Die wohl älteste Frage in der Geschichte des menschlichen Denkens und mit Sicherheit die lästigste, die am häufigsten gestellte und am unbefriedigendsten beantwortete lautet: Warum, warum nur geschieht guten Menschen Böses?

Alle stellen diese Frage: Philosophen, Theologen, Metzger, Bäcker und Kerzenmacher. Und niemand kann sie wirklich beantworten. Die Bibel widmet dem Thema die 41 Kapitel des Buches Job und bietet mehrere bemerkenswerte Erklärungen an – nur um sie alle abzulehnen. Als Schlussfolgerung bleibt, dass der endliche Mensch G-ttes Wege nicht verstehen kann.

Der Protest gegen das Böse geht bei den meisten Menschen auf ihre Begegnungen mit den harten Seiten des Lebens zurück. Eine wahre Führungspersönlichkeit spürt den Schmerz ihres Volkes wie ihren eigenen und hört die Schreie aus dem scheinbar unendlich tiefen Brunnen des Leidens.

Mosche brauchte nicht lange, um diesen Schrei auszustoßen. Kaum war G-tt ihm im brennenden Busch erschienen und hatte ihn zum Befreier Israels berufen, kam Mosche zurück:

"Und Mosche kehrte zu G-tt zurück und sprach: 'Mein G-tt, warum hast du übel an deinem Volk gehandelt? Warum hast du mich gesandt? Denn seitdem ich zum Pharao gegangen bin, um in deinem Namen zu sprechen, hat er diesem Volk böse mitgespielt, und du hast es nicht gerettet!' (Exodus 5:22-23)."

Und was sagt G-tt? "Halte ein wenig länger durch, und du wirst sehen, dass sich alles zum Guten wendet." Ermutigende Worte, vor allem wenn sie von G-tt selbst kommen; aber keine Antwort auf die größte aller Fragen. War es falsch von Mosche, gegen G-ttes Pläne zu protestieren? Zu diesem Eindruck könnten wir kommen, wenn wir die Erläuterungen zu Mosches Gespräch mit G-tt im Talmud und im Midrasch lesen. Mosche wird kritisiert, weil er den Glauben der Patriarchen, der keine Fragen stellte, nicht aufbringt. Einigen Berichten zufolge wird er für seinen Ausbruch sogar bestraft.

Doch eine äußerst wichtige Regel der Toragelehrten heißt: "Die Tora spricht selbst von einem unreinen Tier nicht abfällig", es sei denn, wir können daraus positive, konstruktive Lehren ziehen. Warum also berichtet die Tora von Mosches "Fehler"?

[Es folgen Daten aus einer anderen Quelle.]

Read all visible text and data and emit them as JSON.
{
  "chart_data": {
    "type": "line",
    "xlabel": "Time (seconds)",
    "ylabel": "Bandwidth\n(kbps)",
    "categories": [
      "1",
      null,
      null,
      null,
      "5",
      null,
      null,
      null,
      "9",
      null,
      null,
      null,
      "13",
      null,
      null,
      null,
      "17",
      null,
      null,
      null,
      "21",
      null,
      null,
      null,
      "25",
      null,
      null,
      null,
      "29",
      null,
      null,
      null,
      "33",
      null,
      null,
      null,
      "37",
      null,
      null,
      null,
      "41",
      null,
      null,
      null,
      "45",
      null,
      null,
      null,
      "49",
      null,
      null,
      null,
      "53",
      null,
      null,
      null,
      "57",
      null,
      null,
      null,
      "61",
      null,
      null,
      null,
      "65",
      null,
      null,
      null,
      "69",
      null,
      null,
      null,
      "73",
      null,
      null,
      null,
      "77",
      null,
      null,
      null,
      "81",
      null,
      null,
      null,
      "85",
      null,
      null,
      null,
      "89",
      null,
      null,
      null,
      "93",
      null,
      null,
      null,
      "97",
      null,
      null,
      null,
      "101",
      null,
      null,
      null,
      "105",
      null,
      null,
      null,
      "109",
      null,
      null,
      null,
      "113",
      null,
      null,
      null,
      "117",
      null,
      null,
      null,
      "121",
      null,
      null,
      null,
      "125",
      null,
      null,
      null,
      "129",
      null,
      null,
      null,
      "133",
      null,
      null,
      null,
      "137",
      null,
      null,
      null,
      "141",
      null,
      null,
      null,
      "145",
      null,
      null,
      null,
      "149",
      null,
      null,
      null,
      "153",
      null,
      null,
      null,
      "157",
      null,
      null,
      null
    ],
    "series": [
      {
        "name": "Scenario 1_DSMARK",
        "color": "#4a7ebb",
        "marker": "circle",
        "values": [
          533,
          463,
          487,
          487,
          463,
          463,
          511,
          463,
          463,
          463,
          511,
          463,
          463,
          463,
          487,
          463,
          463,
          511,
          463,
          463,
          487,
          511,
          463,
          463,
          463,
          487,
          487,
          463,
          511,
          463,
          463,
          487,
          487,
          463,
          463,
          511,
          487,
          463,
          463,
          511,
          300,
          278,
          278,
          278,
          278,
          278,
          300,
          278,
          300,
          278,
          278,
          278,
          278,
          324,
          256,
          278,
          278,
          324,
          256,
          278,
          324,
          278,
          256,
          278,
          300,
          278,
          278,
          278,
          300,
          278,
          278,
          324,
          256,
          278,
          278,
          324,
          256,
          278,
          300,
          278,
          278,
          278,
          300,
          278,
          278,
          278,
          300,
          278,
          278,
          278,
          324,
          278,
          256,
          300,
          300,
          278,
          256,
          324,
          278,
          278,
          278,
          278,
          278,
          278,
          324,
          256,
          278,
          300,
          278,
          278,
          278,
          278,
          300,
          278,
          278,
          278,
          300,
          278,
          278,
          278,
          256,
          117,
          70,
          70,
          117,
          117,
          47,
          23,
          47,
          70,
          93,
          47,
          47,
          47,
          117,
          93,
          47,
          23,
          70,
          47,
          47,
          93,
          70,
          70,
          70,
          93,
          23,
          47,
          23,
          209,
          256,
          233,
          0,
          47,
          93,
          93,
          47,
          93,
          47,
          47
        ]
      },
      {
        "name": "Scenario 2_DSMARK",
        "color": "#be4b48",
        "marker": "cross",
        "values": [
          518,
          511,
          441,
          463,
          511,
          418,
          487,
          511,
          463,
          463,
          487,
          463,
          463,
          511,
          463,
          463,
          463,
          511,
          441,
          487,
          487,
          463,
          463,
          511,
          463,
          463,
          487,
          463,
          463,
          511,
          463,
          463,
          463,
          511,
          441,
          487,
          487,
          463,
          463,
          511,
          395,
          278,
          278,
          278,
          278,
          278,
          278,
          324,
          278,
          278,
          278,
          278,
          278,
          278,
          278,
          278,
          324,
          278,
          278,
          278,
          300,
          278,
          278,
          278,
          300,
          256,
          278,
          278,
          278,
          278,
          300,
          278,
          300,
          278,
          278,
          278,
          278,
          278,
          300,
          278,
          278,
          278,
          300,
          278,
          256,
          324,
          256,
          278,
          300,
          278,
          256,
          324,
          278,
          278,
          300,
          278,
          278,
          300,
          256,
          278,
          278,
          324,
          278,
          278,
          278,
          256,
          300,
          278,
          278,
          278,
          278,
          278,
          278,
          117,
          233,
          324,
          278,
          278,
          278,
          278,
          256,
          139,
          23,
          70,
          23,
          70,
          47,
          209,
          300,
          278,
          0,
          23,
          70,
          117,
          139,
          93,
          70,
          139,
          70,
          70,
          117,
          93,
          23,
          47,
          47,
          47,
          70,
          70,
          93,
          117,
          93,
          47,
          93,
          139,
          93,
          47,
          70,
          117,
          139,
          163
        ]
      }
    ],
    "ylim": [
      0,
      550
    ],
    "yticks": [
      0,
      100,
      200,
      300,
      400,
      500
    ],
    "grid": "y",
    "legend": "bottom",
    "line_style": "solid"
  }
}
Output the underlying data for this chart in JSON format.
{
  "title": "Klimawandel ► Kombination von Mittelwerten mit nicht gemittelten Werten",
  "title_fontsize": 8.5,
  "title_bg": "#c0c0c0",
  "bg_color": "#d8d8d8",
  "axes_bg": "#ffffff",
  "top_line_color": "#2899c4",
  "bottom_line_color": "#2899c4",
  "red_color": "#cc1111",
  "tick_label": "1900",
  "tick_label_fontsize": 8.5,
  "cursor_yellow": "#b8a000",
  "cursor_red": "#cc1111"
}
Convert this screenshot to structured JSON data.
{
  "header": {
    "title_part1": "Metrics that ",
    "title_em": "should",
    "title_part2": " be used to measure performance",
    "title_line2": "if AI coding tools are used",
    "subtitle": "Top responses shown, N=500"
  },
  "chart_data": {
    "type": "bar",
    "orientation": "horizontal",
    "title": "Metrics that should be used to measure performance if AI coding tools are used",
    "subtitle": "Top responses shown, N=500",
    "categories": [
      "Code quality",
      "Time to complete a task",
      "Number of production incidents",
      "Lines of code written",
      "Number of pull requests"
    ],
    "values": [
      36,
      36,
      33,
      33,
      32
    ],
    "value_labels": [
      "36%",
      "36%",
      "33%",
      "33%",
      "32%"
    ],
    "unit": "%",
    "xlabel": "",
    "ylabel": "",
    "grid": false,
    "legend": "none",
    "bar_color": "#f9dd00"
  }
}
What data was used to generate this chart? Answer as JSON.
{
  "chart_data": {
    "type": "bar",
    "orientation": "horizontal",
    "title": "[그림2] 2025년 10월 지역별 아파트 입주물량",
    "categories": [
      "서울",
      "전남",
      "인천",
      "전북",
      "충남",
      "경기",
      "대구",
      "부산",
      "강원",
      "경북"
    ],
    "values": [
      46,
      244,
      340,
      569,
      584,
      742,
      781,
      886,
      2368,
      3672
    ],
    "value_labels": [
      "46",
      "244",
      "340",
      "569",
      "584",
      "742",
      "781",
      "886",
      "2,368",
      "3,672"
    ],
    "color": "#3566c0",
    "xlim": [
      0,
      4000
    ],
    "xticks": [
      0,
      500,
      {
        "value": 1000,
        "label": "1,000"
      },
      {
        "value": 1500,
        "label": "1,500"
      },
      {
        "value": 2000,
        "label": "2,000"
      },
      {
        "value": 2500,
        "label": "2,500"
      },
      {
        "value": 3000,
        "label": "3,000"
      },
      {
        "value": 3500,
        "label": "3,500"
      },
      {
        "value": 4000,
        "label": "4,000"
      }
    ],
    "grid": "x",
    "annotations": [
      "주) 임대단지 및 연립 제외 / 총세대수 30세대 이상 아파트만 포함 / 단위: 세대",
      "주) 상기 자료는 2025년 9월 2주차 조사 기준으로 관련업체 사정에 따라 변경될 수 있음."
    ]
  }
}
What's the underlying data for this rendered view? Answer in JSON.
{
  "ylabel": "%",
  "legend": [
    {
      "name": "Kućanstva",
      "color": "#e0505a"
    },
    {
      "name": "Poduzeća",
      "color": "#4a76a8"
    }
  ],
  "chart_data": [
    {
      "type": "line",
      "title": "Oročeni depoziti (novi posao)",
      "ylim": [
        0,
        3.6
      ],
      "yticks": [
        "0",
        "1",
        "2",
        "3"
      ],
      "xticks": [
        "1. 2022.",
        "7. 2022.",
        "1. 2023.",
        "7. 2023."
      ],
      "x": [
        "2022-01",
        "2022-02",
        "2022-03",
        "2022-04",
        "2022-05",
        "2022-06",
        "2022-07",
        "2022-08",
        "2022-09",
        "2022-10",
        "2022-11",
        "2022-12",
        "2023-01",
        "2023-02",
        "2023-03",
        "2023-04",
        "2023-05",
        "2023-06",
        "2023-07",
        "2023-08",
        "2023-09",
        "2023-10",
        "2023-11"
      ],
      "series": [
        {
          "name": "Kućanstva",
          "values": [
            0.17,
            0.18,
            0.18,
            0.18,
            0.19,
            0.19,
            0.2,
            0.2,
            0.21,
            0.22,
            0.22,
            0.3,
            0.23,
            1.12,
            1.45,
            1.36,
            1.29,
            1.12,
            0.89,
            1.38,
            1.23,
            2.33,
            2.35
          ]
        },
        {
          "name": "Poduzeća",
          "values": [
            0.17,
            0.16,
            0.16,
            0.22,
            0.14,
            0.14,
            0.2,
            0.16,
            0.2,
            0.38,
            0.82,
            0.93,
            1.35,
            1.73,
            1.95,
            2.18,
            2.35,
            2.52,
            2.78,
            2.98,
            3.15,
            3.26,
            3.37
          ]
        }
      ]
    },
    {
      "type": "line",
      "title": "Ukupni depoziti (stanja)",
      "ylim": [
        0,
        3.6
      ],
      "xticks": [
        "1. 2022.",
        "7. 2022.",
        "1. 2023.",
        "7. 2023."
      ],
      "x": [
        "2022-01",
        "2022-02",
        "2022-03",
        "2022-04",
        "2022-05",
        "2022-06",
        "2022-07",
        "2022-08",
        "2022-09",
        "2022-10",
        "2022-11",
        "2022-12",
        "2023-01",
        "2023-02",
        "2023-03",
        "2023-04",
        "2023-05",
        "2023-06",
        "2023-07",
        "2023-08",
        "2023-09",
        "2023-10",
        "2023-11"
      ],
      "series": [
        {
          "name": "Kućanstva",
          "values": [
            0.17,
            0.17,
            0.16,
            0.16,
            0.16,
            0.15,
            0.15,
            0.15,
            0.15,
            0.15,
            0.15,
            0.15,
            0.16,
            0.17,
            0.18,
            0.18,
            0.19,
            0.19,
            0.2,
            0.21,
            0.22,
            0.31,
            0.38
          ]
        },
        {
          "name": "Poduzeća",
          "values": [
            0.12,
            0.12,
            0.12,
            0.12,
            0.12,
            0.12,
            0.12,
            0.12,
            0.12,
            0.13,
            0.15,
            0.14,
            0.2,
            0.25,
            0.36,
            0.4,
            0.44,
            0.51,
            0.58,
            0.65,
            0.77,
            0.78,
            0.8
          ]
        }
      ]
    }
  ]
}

Manche meinen vielleicht, wir sollen daraus lernen, dass sogar große Männer wie Mosche zweifeln und verzweifeln können. Der Lubawitscher Rebbe ist jedoch anderer Ansicht. Mosches Protest, sagt er, war kein Mangel an Glauben, sondern ein Beweis für allerhöchsten Glauben!

In der Tat kann nur ein wahrhaft Glaubender ausrufen: "Warum hast du übel an deinem Volk gehandelt?". Auch ein Ungläubiger ist möglicherweise wütend über die Grausamkeit und das Leiden in unserer Welt – aber auf wen ist er wütend? Auf das blinde Schicksal? Auf den tatenlosen, unpersönlichen Gott der physikalischen und biologischen Prozesse? Auf die zufällige Verteilung der "Quarks", aus denen das Universum besteht? Selbst Menschen, die an G-tt glauben, spüren nicht unbedingt das Verlangen, ihn wie Mosche zur Rede zu stellen. Sie glauben vielleicht, G-tt sei nicht für alles verantwortlich, was auf der Welt geschieht; oder sie glauben, es sei sinnlos, bei G-tt zu protestieren, weil er sich ohnehin nicht um unsere Meinung kümmere; oder es geht ihnen persönlich so gut, dass der Rest der Welt sie gar nicht interessiert.

Wer wirklich glaubt, weiß, dass alles, was geschieht, von oben bestimmt ist. Er weiß, dass G-tt die Essenz des Guten ist und dass nur Gutes von ihm kommt. Und er weiß, dass der Mensch mit G-tt sprechen und von ihm eine Antwort erwarten darf. Darum muss er einfach ausrufen: "Mein G-tt, warum hast du übel an deinem Volk gehandelt?"

Genau das sollen wir von Mosche lernen. Wir müssen mit G-tt reden, ihn zur Rede stellen, ihn fragen: Warum gibt es das Böse und das Leiden auf der Welt? Wir wissen nicht genug, um die Antwort zu verstehen; aber wir müssen so fest glauben, dass wir die Frage stellen.